The second part of his testimony regards HIS LIFE-" the Son of man came not to be ministered unto, but to minister." There is something in this that fills us, at first, with astonishment. When we consider his grandeur, when we consider the place from which he descended, for he came down from heaven, when we consider the honour, and glory, and homage he enjoyed there, it is natural for us to conclude, that when he enters our earth, he will be welcomed in a manner becoming his dignity; that he will have numerous attendants who will be all ready to run and fly at his nod, and to anticipate all his wishes,

But what says the fact? "He was in the world, and the world knew him not. He came to his own, and his own received him not." When a king visits a part of his dominions, or when he enters the house of one of his subjects, what an ado is there; what exertions and sacrifices are made! When a man rises a little above his fellow-creatures, when he ascends a little in the world, he must always encumber himself by a number of servants, and employ others to do that for him which God has given him hands enough to do for himself. The thing is, man must be great; and as he is not so really, and cannot be so really, he must be so in appearance. It is worthy of observation, that titles, and a thousand other things that are supposed to indicate greatness, are really and only founded on a want of it, for if men were sufficient without these, all these would be unnecessary. But, alas! poor little man cannot work without these, cannot govern without these; and thus the shadow of greatness is called in to supply the place of the reality. Why does a female ever paint? Because the colours she lays on are to be substituted for the tints nature has denied her. Our Saviour could derive nothing from external appendages. What could any of these distinctions have added to a king who opened the eyes of the blind, raised the dead, calmed the sea in a moment-a being who, by a word, could make worlds, and before whose look the heavens and earth flee away? He could, therefore, dispense with all these things: and though he knew how much they were valued and idolized in our world, and that persons are very much estimated according to them, yet he would dispense with them: "He came not to be ministered unto, but to minister."

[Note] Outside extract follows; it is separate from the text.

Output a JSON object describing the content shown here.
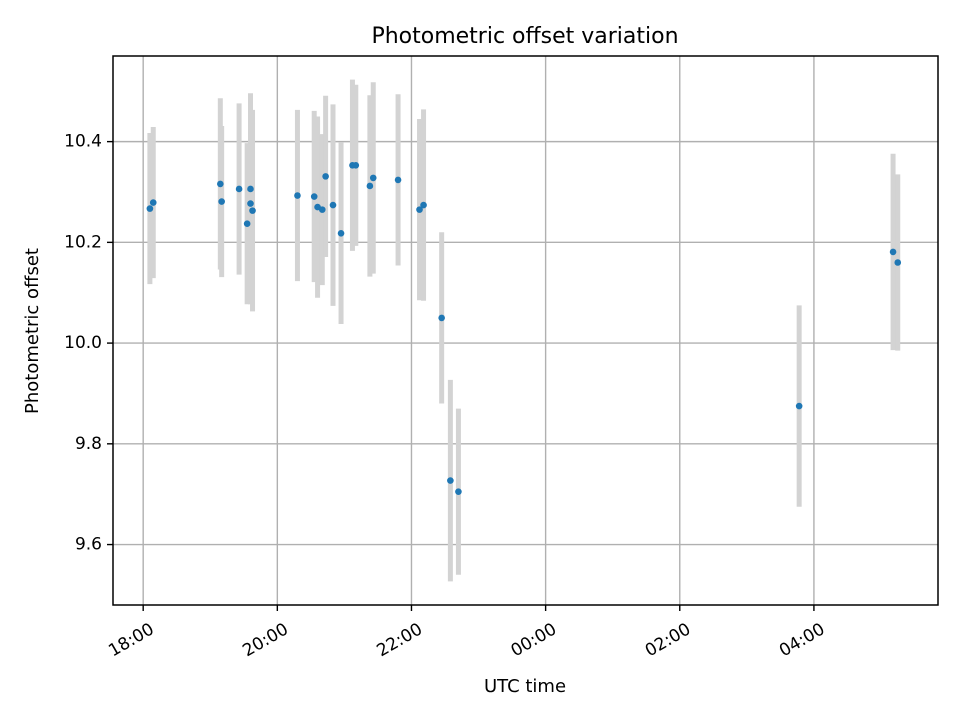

We read-God bless their memories-we read of women, who "ministered to him of their substance," and their names are recorded in the book of life, and wheresoever the Gospel is preached, that which they did shall be told for a memorial of them. One of these was Mary Magdalene; another was the wife of Herod's steward. But, alas! this very ministering unto him was a part of his humiliation. How reduced must he have been to stand in need of the assistance and succour of the very creatures of his power. O, when will his reproached followers remember that he was "a worm, and no man," and "a reproach among the people?" When will his poor followers remember, that while foxes have holes, and the birds of the air have nests, he had not where to lay his head? He assumed no state, and required no waiting upon. We only read of his riding once in his life, and then it was upon an ass, and a colt, the foal of an ass: all his other travels were on foot. And many a stray step did he take for us: he went about doing good; and not only seized opportunities when they offered, but sought after them when they did not present themselves. And, for this purpose, how often did he refuse himself needful refreshment, and give up the enjoyment of the sweets of retirement. See him in the house of Lazarus: he lamented that he had given so much trouble: he commended Mary, who sat at his feet to hear his words, while he kindly reproved Martha for her being cumbered about much serving to indulge an appetite which he never did indulge; for he came to feed, not to be fed; he came not to be ministered unto, but to minister.

Now, there are persons who will often dispense with the attendance of others on themselves, who are not willing themselves to attend upon others, and especially those who are below them. But what do we see yonder? Jesus rises from supper. and lays aside his garments, and takes a towel, and girds himself.